Edit: 'Scrappers' are fine.


----------



## gimli (Mar 24, 2016)

My best advice is to actually just buy cheap watches that function but aren't very sought after (and perhaps don't look mint). Either russian or german, though you should find cheap swiss no-names as well.

I have to admit that I don't get to see many cheap ones on ebay. Here in eastern europe there are loads of them...

You should be able to find plenty of cheap stuff at flea markets right ?


----------



## SBryantgb (Jul 2, 2015)

Roger the Dodger said:


> I'm looking to start actually servicing some of my own watches, but I need a couple of movements...an auto and a manual wind to practice stripping and reassembly. I've looked on ebay..and even on there they want silly prices for non working movements. I've already been down the pocket watch route and worked on the bigger movements...now its time to go smaller.
> 
> If anybody has got a couple of old movements I could use for practicefor a reasonable price, please let me know. Thanks, Rog.

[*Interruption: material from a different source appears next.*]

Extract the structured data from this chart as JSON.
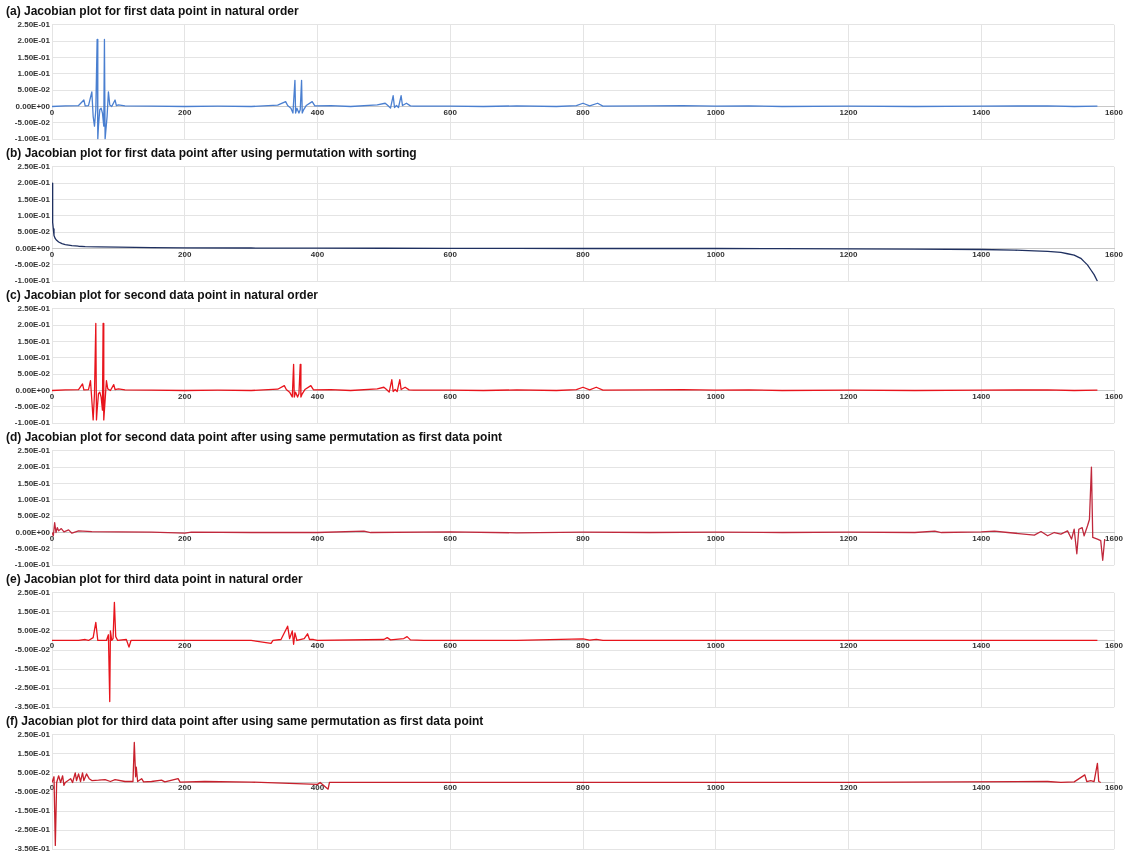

 I've got a couple of Goer autos you are more than welcome to. They were offered up in the pay it Forward thread (which kind of died :sadwalk: )


----------



## Foxdog (Apr 13, 2011)

AHHHHH! watch movements, thank god for that. :blush:


----------



## Roger the Dodger (Oct 5, 2009)

Foxdog said:


> AHHHHH! watch movements, thank god for that. :rofl:


 Yeah....should've thought of that! :laugh:


----------



## Foxdog (Apr 13, 2011)

Trouble is Rog' I've already packaged up a movement was going to send FOC! now not sure what to do with it !!!


----------



## Roy (Feb 23, 2003)

I'm sure I can find you some Roger  Please PM me.


----------



## pauluspaolo (Feb 24, 2003)

I've still got a Unitas movement available for £10 posted:

http://www.thewatchforum.co.uk/index.php?/topic/100271-for-sale-bits-bobs-strapdialsmovement/


----------



## Roy (Feb 23, 2003)

There's something in the post on its way to you Roger :thumbsup:


----------



## YouCantHaveTooManyWatches (Nov 28, 2010)

Hi Rog

i have a couple of watches that almost work ok and therefore probably just need a good service. Cheap ohe's so I was on the verge of scrapping them.

If you want them I can drop them off next time I'm driving past the end of your street?


----------